Jiyuan Lu received the M.S.E. degree in software engineering from Sun Yat-Sen University, Guangzhou, China, in 2006. He is currently working toward the Ph.D. degree in computer science from the School of Information Science and Technology, Sun Yat-Sen University. His current research interests include video coding, image processing, and video communication.

Peizhao Zhang received the B.E. degree in software engineering and the M.E. degree in computer applied technology from Sun Yat-Sen University, Guangzhou, China, in 2008 and 2010, respectively. His current research interests include image/video processing, computer graphics, and computer vision.
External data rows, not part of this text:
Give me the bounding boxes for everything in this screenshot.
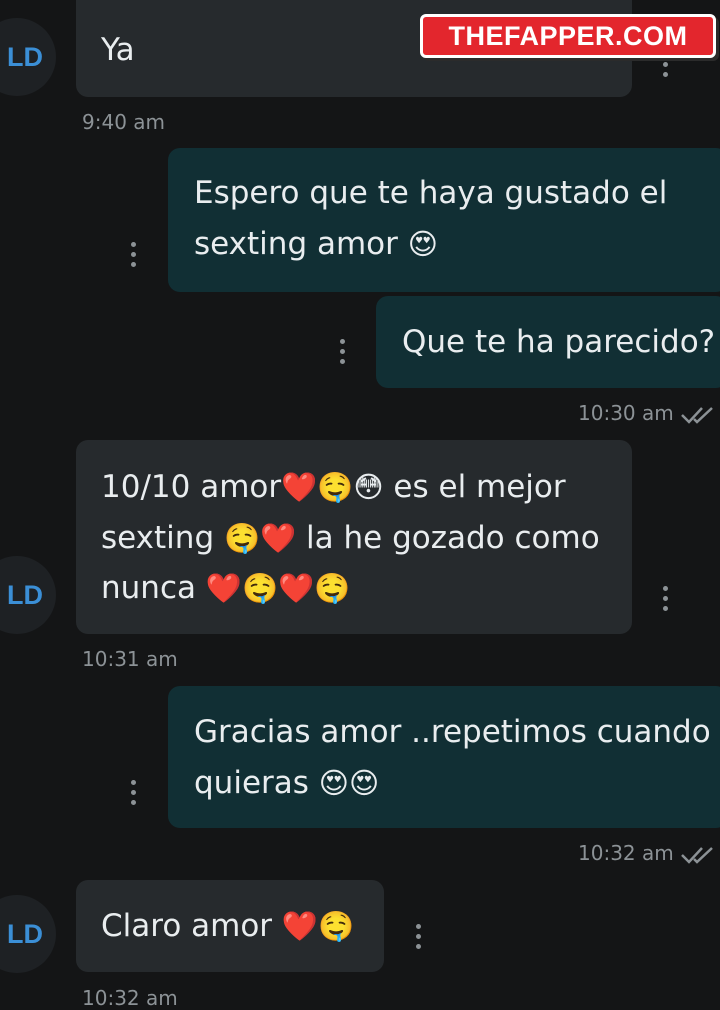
avatar-initials: LD [7,579,43,610]
emoji-group: ❤️🤤 [281,909,355,943]
emoji-heart-eyes: 😍😍 [318,766,380,800]
message-text-segment: la he gozado como [296,520,600,556]
message-bubble-outgoing[interactable]: Gracias amor ..repetimos cuando quieras … [168,686,720,828]
message-text-segment: 10/10 amor [101,469,282,505]
emoji-group: ❤️🤤❤️🤤 [205,571,351,605]
message-text-line: Espero que te haya gustado el [194,175,668,211]
emoji-group: ❤️🤤😳 [281,470,384,504]
message-text-line: Gracias amor ..repetimos cuando [194,714,711,750]
message-time: 10:31 am [82,647,178,671]
avatar-initials: LD [7,918,43,949]
avatar-initials: LD [7,41,43,72]
read-receipt-icon [681,847,713,864]
watermark-logo: THEFAPPER.COM [420,14,716,58]
read-receipt-icon [681,407,713,424]
emoji-group: 🤤❤️ [223,521,297,555]
message-text-line: quieras [194,765,319,801]
message-text-line: sexting amor [194,226,398,262]
message-options-icon[interactable] [131,780,137,805]
message-options-icon[interactable] [340,339,346,364]
message-time: 10:32 am [578,841,674,865]
message-options-icon[interactable] [131,242,137,267]
message-bubble-outgoing[interactable]: Espero que te haya gustado el sexting am… [168,148,720,292]
message-bubble-incoming[interactable]: Claro amor ❤️🤤 [76,880,384,972]
message-options-icon[interactable] [416,924,422,949]
message-time: 10:32 am [82,986,178,1010]
message-bubble-outgoing[interactable]: Que te ha parecido? [376,296,720,388]
message-text-segment: es el mejor [383,469,566,505]
avatar[interactable]: LD [0,895,56,973]
message-time: 9:40 am [82,110,166,134]
message-text: Que te ha parecido? [402,324,716,360]
message-bubble-incoming[interactable]: 10/10 amor❤️🤤😳 es el mejor sexting 🤤❤️ l… [76,440,632,634]
message-text-segment: nunca [101,570,206,606]
message-time: 10:30 am [578,401,674,425]
message-options-icon[interactable] [663,586,669,611]
message-text: Ya [101,32,135,68]
message-text: Claro amor [101,908,282,944]
avatar[interactable]: LD [0,18,56,96]
avatar[interactable]: LD [0,556,56,634]
message-text-segment: sexting [101,520,224,556]
emoji-heart-eyes: 😍 [407,227,438,261]
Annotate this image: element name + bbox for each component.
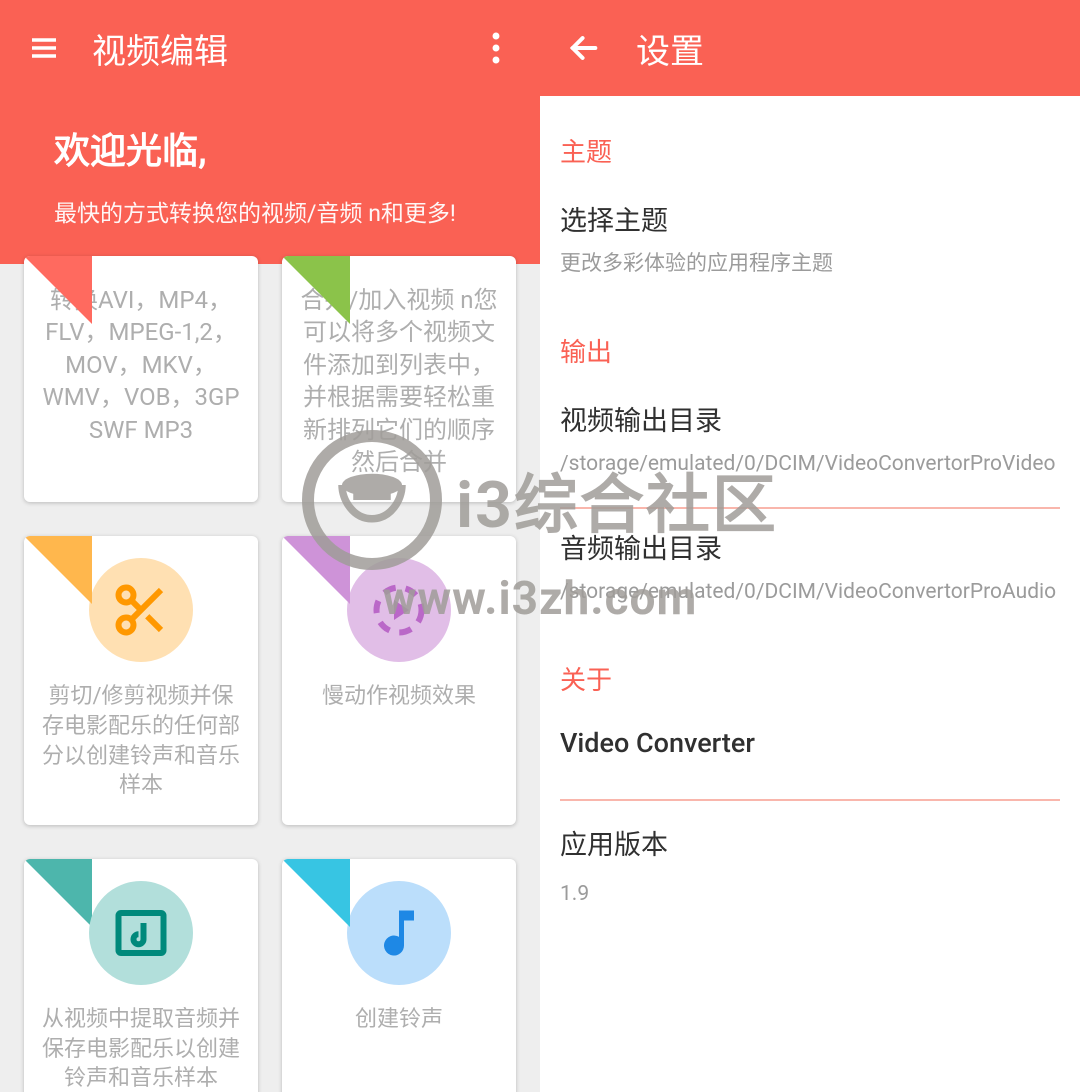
extract-audio-icon (89, 881, 193, 985)
row-select-theme[interactable]: 选择主题 更改多彩体验的应用程序主题 (560, 173, 1060, 296)
card-text: 创建铃声 (355, 1005, 443, 1035)
section-about: 关于 (560, 660, 1060, 697)
card-text: 剪切/修剪视频并保存电影配乐的任何部分以创建铃声和音乐样本 (42, 682, 240, 801)
appbar-left: 视频编辑 (0, 0, 540, 96)
menu-icon[interactable] (20, 24, 68, 72)
row-secondary: 1.9 (560, 880, 1060, 908)
welcome-title: 欢迎光临, (54, 122, 486, 174)
row-app-version: 应用版本 1.9 (560, 801, 1060, 926)
row-primary: 应用版本 (560, 823, 1060, 862)
more-icon[interactable] (472, 24, 520, 72)
screen-video-editor: 视频编辑 欢迎光临, 最快的方式转换您的视频/音频 n和更多! 转换AVI，MP… (0, 0, 540, 1092)
appbar-title: 视频编辑 (92, 24, 228, 73)
row-secondary: 更改多彩体验的应用程序主题 (560, 250, 1060, 278)
settings-list: 主题 选择主题 更改多彩体验的应用程序主题 输出 视频输出目录 /storage… (540, 132, 1080, 926)
card-merge[interactable]: 合并/加入视频 n您可以将多个视频文件添加到列表中，并根据需要轻松重新排列它们的… (282, 256, 516, 502)
card-slowmo[interactable]: 慢动作视频效果 (282, 536, 516, 825)
row-secondary: /storage/emulated/0/DCIM/VideoConvertorP… (560, 578, 1060, 606)
card-extract-audio[interactable]: 从视频中提取音频并保存电影配乐以创建铃声和音乐样本 (24, 859, 258, 1092)
welcome-subtitle: 最快的方式转换您的视频/音频 n和更多! (54, 194, 486, 228)
card-text: 慢动作视频效果 (322, 682, 476, 712)
row-app-name[interactable]: Video Converter (560, 701, 1060, 789)
card-ringtone[interactable]: 创建铃声 (282, 859, 516, 1092)
row-audio-output[interactable]: 音频输出目录 /storage/emulated/0/DCIM/VideoCon… (560, 509, 1060, 624)
card-convert[interactable]: 转换AVI，MP4，FLV，MPEG-1,2，MOV，MKV，WMV，VOB，3… (24, 256, 258, 502)
row-secondary: /storage/emulated/0/DCIM/VideoConvertorP… (560, 450, 1060, 478)
row-video-output[interactable]: 视频输出目录 /storage/emulated/0/DCIM/VideoCon… (560, 373, 1060, 496)
appbar-right: 设置 (540, 0, 1080, 96)
card-text: 从视频中提取音频并保存电影配乐以创建铃声和音乐样本 (42, 1005, 240, 1092)
section-output: 输出 (560, 332, 1060, 369)
welcome-banner: 欢迎光临, 最快的方式转换您的视频/音频 n和更多! (0, 96, 540, 264)
scissors-icon (89, 558, 193, 662)
settings-title: 设置 (636, 24, 704, 73)
screen-settings: 设置 主题 选择主题 更改多彩体验的应用程序主题 输出 视频输出目录 /stor… (540, 0, 1080, 1092)
feature-grid: 转换AVI，MP4，FLV，MPEG-1,2，MOV，MKV，WMV，VOB，3… (0, 256, 540, 1092)
back-icon[interactable] (560, 24, 608, 72)
row-primary: Video Converter (560, 727, 1060, 759)
slowmo-icon (347, 558, 451, 662)
card-trim[interactable]: 剪切/修剪视频并保存电影配乐的任何部分以创建铃声和音乐样本 (24, 536, 258, 825)
row-primary: 选择主题 (560, 199, 1060, 238)
music-note-icon (347, 881, 451, 985)
section-theme: 主题 (560, 132, 1060, 169)
row-primary: 视频输出目录 (560, 399, 1060, 438)
row-primary: 音频输出目录 (560, 527, 1060, 566)
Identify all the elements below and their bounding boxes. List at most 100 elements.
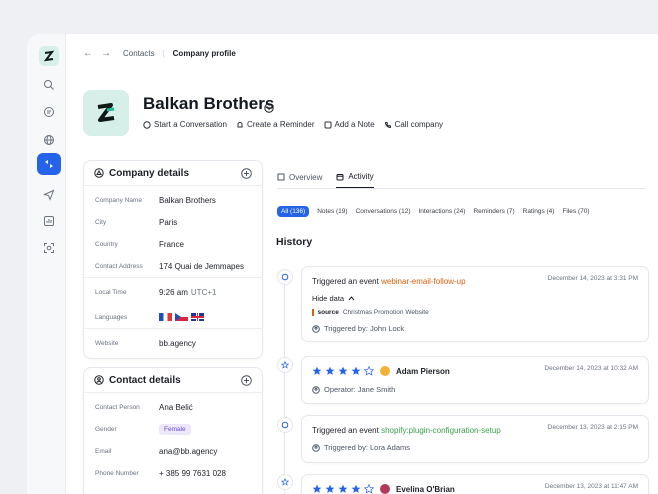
add-note-button[interactable]: Add a Note: [324, 120, 375, 129]
field-label: Company Name: [95, 196, 142, 204]
company-logo: [83, 90, 129, 136]
avatar: [380, 484, 390, 494]
filter-interactions[interactable]: Interactions (24): [419, 208, 466, 215]
contacts-icon[interactable]: [37, 153, 61, 175]
company-details-header: Company details: [84, 161, 262, 186]
website-row: Website bb.agency: [84, 328, 262, 357]
add-icon[interactable]: [241, 374, 252, 386]
company-details-card: Company details Company Name Balkan Broth…: [83, 160, 263, 359]
chat-icon: [143, 120, 151, 129]
star-filled-icon: [338, 484, 348, 493]
data-key: source: [317, 309, 339, 316]
filter-all[interactable]: All (136): [277, 206, 310, 217]
field-value[interactable]: Ana Belić: [159, 403, 193, 412]
event-title: Triggered an event webinar-email-follow-…: [312, 277, 466, 286]
event-date: December 13, 2023 at 11:47 AM: [544, 483, 638, 490]
field-label: Contact Address: [95, 262, 143, 270]
overview-icon: [277, 173, 285, 181]
filter-notes[interactable]: Notes (19): [317, 208, 347, 215]
send-icon[interactable]: [37, 184, 61, 206]
field-label: Website: [95, 339, 119, 347]
phone-row: Phone Number + 385 99 7631 028: [84, 462, 262, 484]
scan-icon[interactable]: [37, 237, 61, 259]
field-value[interactable]: Paris: [159, 218, 177, 227]
field-value[interactable]: Balkan Brothers: [159, 196, 216, 205]
triggered-by-label: Triggered by: Lora Adams: [324, 443, 411, 452]
create-reminder-button[interactable]: Create a Reminder: [236, 120, 315, 129]
forward-arrow-icon[interactable]: →: [101, 48, 111, 59]
field-value[interactable]: France: [159, 240, 184, 249]
info-icon[interactable]: [264, 100, 274, 118]
chat-icon[interactable]: [37, 101, 61, 123]
gender-row: Gender Female: [84, 418, 262, 440]
address-row: Contact Address 174 Quai de Jemmapes: [84, 255, 262, 277]
rated-person[interactable]: Evelina O'Brian: [396, 485, 455, 494]
avatar: [380, 366, 390, 376]
filter-ratings[interactable]: Ratings (4): [523, 208, 555, 215]
event-icon: [277, 417, 293, 433]
website-link[interactable]: bb.agency: [159, 339, 196, 348]
local-time-value: 9:26 am: [159, 287, 188, 297]
phone-value[interactable]: + 385 99 7631 028: [159, 469, 226, 478]
chevron-up-icon: [348, 296, 355, 301]
flag-gb-icon: [191, 313, 204, 321]
field-value[interactable]: 174 Quai de Jemmapes: [159, 262, 244, 271]
rating-card: Adam Pierson December 14, 2023 at 10:32 …: [301, 356, 649, 404]
filter-files[interactable]: Files (70): [562, 208, 589, 215]
star-rating: [312, 366, 374, 376]
event-date: December 14, 2023 at 10:32 AM: [544, 365, 638, 372]
tab-overview[interactable]: Overview: [277, 170, 322, 188]
app-logo-icon[interactable]: [39, 46, 59, 66]
tab-activity-label: Activity: [348, 172, 374, 181]
star-filled-icon: [325, 366, 335, 375]
start-conversation-button[interactable]: Start a Conversation: [143, 120, 227, 129]
rating-card: Evelina O'Brian December 13, 2023 at 11:…: [301, 474, 649, 494]
reports-icon[interactable]: [37, 210, 61, 232]
event-date: December 13, 2023 at 2:15 PM: [547, 424, 638, 431]
event-prefix: Triggered an event: [312, 426, 379, 435]
data-value: Christmas Promotion Website: [342, 309, 429, 316]
languages-row: Languages: [84, 306, 262, 328]
filter-reminders[interactable]: Reminders (7): [473, 208, 514, 215]
contact-details-header: Contact details: [84, 368, 262, 393]
tab-activity[interactable]: Activity: [336, 170, 374, 188]
globe-icon[interactable]: [37, 129, 61, 151]
city-row: City Paris: [84, 211, 262, 233]
country-row: Country France: [84, 233, 262, 255]
field-label: City: [95, 218, 107, 226]
field-label: Local Time: [95, 288, 127, 296]
data-marker: [312, 309, 314, 316]
rated-person[interactable]: Adam Pierson: [396, 367, 450, 376]
event-icon: [277, 269, 293, 285]
operator-line: Operator: Jane Smith: [312, 385, 395, 394]
add-icon[interactable]: [241, 167, 252, 179]
event-card: Triggered an event shopify:plugin-config…: [301, 415, 649, 463]
star-filled-icon: [351, 484, 361, 493]
rating-event-icon: [277, 474, 293, 490]
hide-data-toggle[interactable]: Hide data: [312, 294, 355, 303]
back-arrow-icon[interactable]: ←: [83, 48, 93, 59]
start-conversation-label: Start a Conversation: [154, 120, 227, 129]
filter-conversations[interactable]: Conversations (12): [356, 208, 411, 215]
star-empty-icon: [364, 484, 374, 494]
event-name[interactable]: webinar-email-follow-up: [381, 277, 465, 286]
rating-event-icon: [277, 357, 293, 373]
event-date: December 14, 2023 at 3:31 PM: [547, 275, 638, 282]
search-icon[interactable]: [37, 74, 61, 96]
event-data-row: source Christmas Promotion Website: [312, 309, 429, 316]
email-value[interactable]: ana@bb.agency: [159, 447, 217, 456]
add-note-label: Add a Note: [334, 120, 375, 129]
email-row: Email ana@bb.agency: [84, 440, 262, 462]
breadcrumb-contacts[interactable]: Contacts: [123, 49, 155, 58]
event-name[interactable]: shopify:plugin-configuration-setup: [381, 426, 501, 435]
gender-tag[interactable]: Female: [159, 423, 191, 435]
star-filled-icon: [312, 366, 322, 375]
company-icon: [94, 168, 104, 178]
tab-overview-label: Overview: [289, 172, 323, 182]
contact-person-row: Contact Person Ana Belić: [84, 396, 262, 418]
call-company-button[interactable]: Call company: [384, 120, 443, 129]
history-title: History: [276, 236, 313, 248]
flag-fr-icon: [159, 313, 172, 321]
contact-details-card: Contact details Contact Person Ana Belić …: [83, 367, 263, 494]
breadcrumb-current: Company profile: [172, 48, 236, 58]
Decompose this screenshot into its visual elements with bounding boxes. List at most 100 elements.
Hongyang Chao (M’06) received the B.S. and Ph.D. degrees, both in computational mathematics from Sun Yet-Sen University, Guangzhou, China. From 1988 to 1990, she was an Assistant Professor with the Department of Computer Science, Sun Yet-Sen University. In November 1990, she became an Associate Professor of computer science and the Director of the Institute of Computational Mathematics. From 1994 to 1995, she visited the Department of Computer Science, Stanford University, Stanford, CA, as a Research Scholar under the support of the Lingnan Foundation, New Haven, CT. She visited the Department of Computer Science, University of North Texas, Denton, as a Visiting Professor from June 1995 to April 1998. During this period, she joined Infinop, Denton (later changed to Vianet), where she was a Founding Researcher. She was continuously with the same company as a Chief Scientist until 2004. Afterward, she joined the School of Software, Sun Yet-Sen University, where she was an Administrative Deputy Dean for the school from 2004 to 2008. She is currently an Associate Dean and a Full Professor with the school. She has published extensively in the area of image/video processing and holds three patents. Her current research interests include the areas of image and video processing, image and video compression, massive multimedia data analysis and understanding, content based image (video) retrieval. Paul S. Fisher received the B.A. and M.A. degrees in mathematics from the University of Utah, Salt Lake City, and the Ph.D. degree in computer science from Arizona State University, Tempe. He is the R. J. Reynolds Distinguished Professor of computer science with Winston-Salem State University, Winston-Salem, NC. Over his tenure as a Faculty Member, he has managed more than 100 proposal efforts for corporations and the Department of Defense involving teams from 1 to 15 people. He has consulted with the U.S. Army, Navy, Air Force, and several companies over the years. In the 1990s, he commercialized a small business innovation research contract from the Navy in a company he founded. The contract specified the development of a wavelet codec for both still and video imagery, and its commercial name was Lightning Strike. He later sold the company to return to academia. His current research interests include wireless communication and network management for sensor networks, image processing, and pattern recognition.